As much as he talked about his love for the mountains he called home, the driver did seem disillusioned with people in power there. It began with him talking about a Baba who had an ashram there, who collected so much money from his devotees that his daughter apparently celebrated her birthday in Italy every year. Or so Rashpal bhaiya claimed.

And it went on with him criticising the local MP for owning most of the private buses and local government officials for receiving pension, when local residents were being asked to give up their gas subsidies so that money could be used for development of the district.

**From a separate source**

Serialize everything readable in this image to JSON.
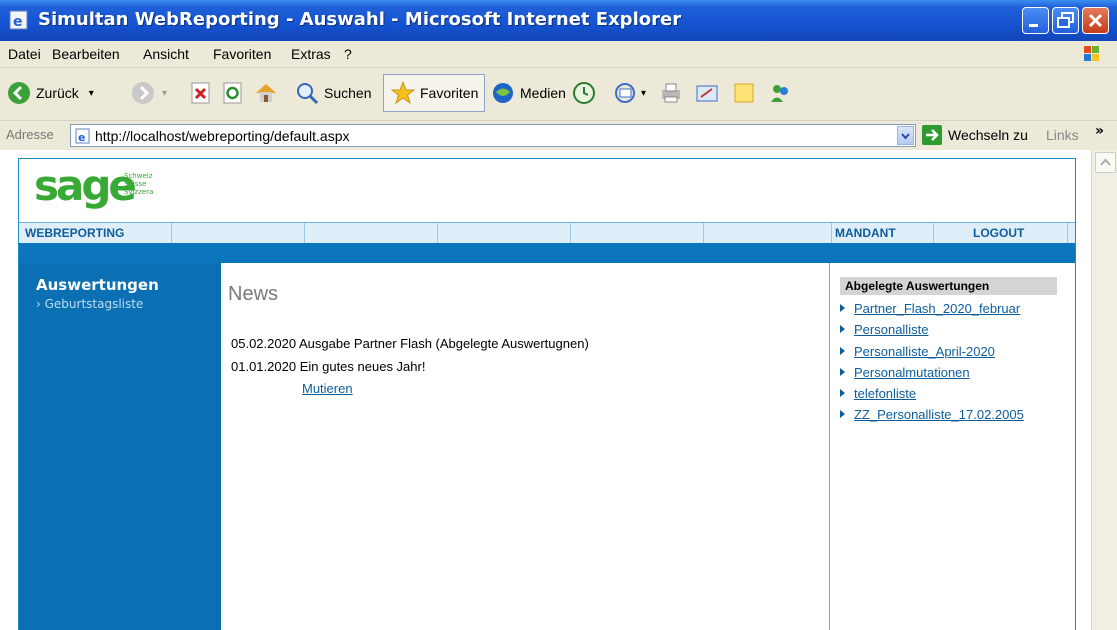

There was also simmering anger about the condition of colleges, with no placements and no good faculty. He himself had studied in Chandigarh as had most people he knew. And now to work as a taxi driver, with the ever-rising fuel prices, he was mad at everyone in the government for not living up to their promises of “Vikas” and for all the lies they had told the people. So, maybe not all pahadi people are nice, certainly the politicians and the bureaucrats Rashpal bhaiya spoke about sounded to be nasty pieces of work. But the ones I met were by far the nicest people I have ever had the good fortune to meet.

There was a woman our taxi driver offered a lift while we were returning to our homestay in Prini. She invited us, total strangers,for a cup of tea at her home. There was another old lady who we met on the bus from Prini to Manali, who self-appointed herself to be our guardian and made sure she walked with us till we reached our destination. Who does that?

The founder of the homestay we had booked, confided on the very last day of our stay, that she was not a local and had been only living in the mountains for a year; but she didn’t think she could ever go back to the city. It had been months, she confessed with a smile, without wondering if the man who elbowed her on the Metro did it intentionally or whether it was an accident. And honestly, isn’t that bliss? We had to agree that it indeed was.